The GOP is still turning itself inside out over the dilemma posed by the strength and influence of their wholly-out-of-touch base. A wide swath of high-ranking Republicans, especially in the Senate, are trapped between the hard knowledge that catering to their base is a guaranteed recipe for defeat and disgrace, and the cold fact that their base is the only group left in America willing to call themselves Republican. They can't win with them, can't win without them, and this paradox has become where the lines of a full-fledged Republican Party civil war have been drawn.
The question of who is joining which side was made clear Friday in an event at the Rock Church in Hampton Roads, Virginia. Newt Gingrich and Mike Huckabee held court for three hours during a lecture titled "Rediscovering God in America," during which they "urged Christians to get involved in politics to preserve the presence of religion in American life," according to a report by the Virginian-Pilot. "They and other speakers warned about the continuing availability of abortion, the spread of gay rights, and attempts to remove religion from American public life and school history books."

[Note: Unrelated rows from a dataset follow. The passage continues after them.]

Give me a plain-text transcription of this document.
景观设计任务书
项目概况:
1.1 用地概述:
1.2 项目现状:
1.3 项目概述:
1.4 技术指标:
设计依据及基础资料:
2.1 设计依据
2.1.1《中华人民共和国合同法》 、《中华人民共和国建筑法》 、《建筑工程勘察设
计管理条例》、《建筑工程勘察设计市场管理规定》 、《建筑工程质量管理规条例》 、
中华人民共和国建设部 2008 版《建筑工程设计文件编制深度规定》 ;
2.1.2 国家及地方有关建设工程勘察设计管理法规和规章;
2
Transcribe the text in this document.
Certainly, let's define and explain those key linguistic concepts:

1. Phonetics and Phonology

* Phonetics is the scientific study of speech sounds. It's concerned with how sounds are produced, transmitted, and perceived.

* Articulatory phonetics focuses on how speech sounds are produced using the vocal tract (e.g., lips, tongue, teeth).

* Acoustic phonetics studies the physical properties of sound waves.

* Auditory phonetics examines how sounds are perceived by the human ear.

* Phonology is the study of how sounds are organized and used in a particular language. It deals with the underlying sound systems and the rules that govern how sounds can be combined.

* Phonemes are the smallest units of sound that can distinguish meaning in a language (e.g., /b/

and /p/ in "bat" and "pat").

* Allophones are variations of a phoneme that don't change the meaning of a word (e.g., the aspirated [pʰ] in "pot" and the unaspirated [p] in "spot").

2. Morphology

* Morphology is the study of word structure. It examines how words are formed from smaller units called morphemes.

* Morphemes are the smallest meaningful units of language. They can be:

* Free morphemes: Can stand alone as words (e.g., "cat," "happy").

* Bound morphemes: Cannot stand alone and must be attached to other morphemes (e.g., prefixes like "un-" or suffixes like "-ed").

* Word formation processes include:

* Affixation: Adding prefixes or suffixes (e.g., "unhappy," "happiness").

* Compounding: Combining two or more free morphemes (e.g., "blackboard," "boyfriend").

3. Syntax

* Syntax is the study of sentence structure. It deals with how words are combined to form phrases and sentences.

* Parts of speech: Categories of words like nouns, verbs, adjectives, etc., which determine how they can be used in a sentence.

"I am not a citizen of the world," said Gingrich during the lecture. "I am a citizen of the United States because only in the United States does citizenship start with our creator. I think this is one of the most critical moments in American history. We are living in a period where we are surrounded by paganism."
"Huckabee told the audience he was disturbed to hear President Barack Obama say during his speech in Cairo, Egypt, on Thursday that one nation shouldn't be exalted over another," continued the Virginian-Pilot report. "'The notion that we are just one of many among equals is nonsense,' Huckabee said. The United States is a 'blessed' nation, he said, calling American revolutionaries' defeat of the British empire 'a miracle from God's hand.' The same kind of miracle, he said, led California voters to approve Proposition 8, which overturned a state law legalizing same-sex marriages."
This is the kind of talk GOP base voters lap up, and is also the kind of talk that has left the Republican Party with less than 30 percent support nationwide. Both Gingrich and Huckabee are believed to be seriously considering a run for the White House in 2012. Even at this early date, both appear to be angling for the support of GOP base voters, as evidenced by their remarks in Virginia last week. If they keep talking like they did on Friday, like as not that support will be there for them, but they very well could live to regret it. GOP base support wins primaries but not much else these days, and every time someone caters to that base, another hole gets ripped in the fabric of the Republican Party.
In other words, a whole lot of Faustian chickens are coming home to roost in the GOP's crumbling coop. The party courted those base voters, championed them, pandered to them and ultimately empowered them. Now, that power is subsuming the party, and for the time being, there is no end in sight.